Let $B_t$ be a Brownian motion on $\mathbb{R}^d$. I often need to compute $\mathbb{P} ( B_t \in A) $ for certain (measurable) sets. I see two main ways to provide a solution:
- since $B_t$ basically distributes as $N(0,t)$, integrate a gaussian over $A$;
- simulate $B_t$ and count.
(or use both for double-checking and exploiting mutual advantages).
Let's now replace the Brownian motion with a generic Ito diffusion process. The "algorithm" number 2 certainly provides a solution (fine to implement, e.g. via Euler's discretization). On the other hand, I am wondering if there is an equivalent solution by using the method number 1.
In other words: do Ito-diffusions admit a transition kernel with known density?
I consulted various books in my library but didn't manage to find a clear answer. Rather there was a lot of (interesting) material and focus on the generator, theoretical investigation on existence and regularity (nice and hard, do not misunderstand me), but for my viewpoint, before going deeper in the theory, it would be better to have at first a clear idea about the question above. Thanks in advance.
Ps: I am trying to study the relationships between Monte Carlo integration, SDE simulation and some class of PDE solver, if the context can help.
In general, no. Identifying the transition kernel comes down to solving the corresponding Fokker-Planck or Kolmogorov forward equation, which is a partial differential equation for the transition kernel, and one cannot write down a general solution. For a diffusion $$dX_t = \mu(X_t) dt + \sigma(X_t) dB_t,$$ the forward equation is $$ \frac{\partial p(x,t)}{\partial t} = -\frac{\partial}{\partial x}(\mu(x)p(x,t))+\frac{1}{2}\frac{\partial^2}{\partial x^2}(\sigma(x)^2 p(x, t)).$$
As you point out, in the case $\mu = 0$ and $\sigma = 1$, $p(x, t) = \frac{1}{\sqrt{2\pi t}} e^{-x^2/2t}$ solves the forward equation with boundary conditions determined by $p(x, t) \rightarrow 0$ as $t\rightarrow 0$ for any $x \neq 0$.
The second most popular example of processes for which the transition kernel can be identified are the Ornstein-Uhlenbeck processes, where $\mu(x) = -ax$ and $\sigma = c$ for some constant $c>0$. For various reasons, one usually writes $\sigma$ in terms of the diffusion coefficient, $\sigma =\sqrt{2D}$. In this case, $$p(x, t) = \sqrt{\frac{a}{2\pi D(1-e^{-2at})}} \exp\left(-\frac{a x^2}{2D(1-e^{-2at})}\right),$$ with appropriate initial conditions.

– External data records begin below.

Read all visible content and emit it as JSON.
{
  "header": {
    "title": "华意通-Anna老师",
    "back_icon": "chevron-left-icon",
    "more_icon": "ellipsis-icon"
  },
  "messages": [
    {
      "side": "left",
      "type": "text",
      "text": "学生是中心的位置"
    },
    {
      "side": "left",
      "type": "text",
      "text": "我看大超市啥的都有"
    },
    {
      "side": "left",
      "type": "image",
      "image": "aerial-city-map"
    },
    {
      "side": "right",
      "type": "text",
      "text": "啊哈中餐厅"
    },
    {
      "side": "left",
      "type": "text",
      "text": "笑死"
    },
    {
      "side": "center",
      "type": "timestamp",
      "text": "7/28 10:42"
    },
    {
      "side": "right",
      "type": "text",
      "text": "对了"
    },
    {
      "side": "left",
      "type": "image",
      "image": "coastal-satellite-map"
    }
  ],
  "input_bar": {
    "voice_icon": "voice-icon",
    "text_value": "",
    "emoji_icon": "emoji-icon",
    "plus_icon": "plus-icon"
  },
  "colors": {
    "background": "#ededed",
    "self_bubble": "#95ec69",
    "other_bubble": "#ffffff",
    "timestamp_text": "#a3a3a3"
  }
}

Possibly the only other thing one can say for "general" systems is that gradient systems with $\mu(x) = -\nabla V(x)$ and $\sigma = c$ admit an explicit steady-state solution to the forward equation, namely $$\lim_{t\rightarrow\infty} p(x,t) \propto e^{-2V(x)/c^2}.$$ Observe that this applies to the Ornstein-Uhlenbeck process above, with $V(x) = ax^2/2$ (so the stationary distribution is Gaussian).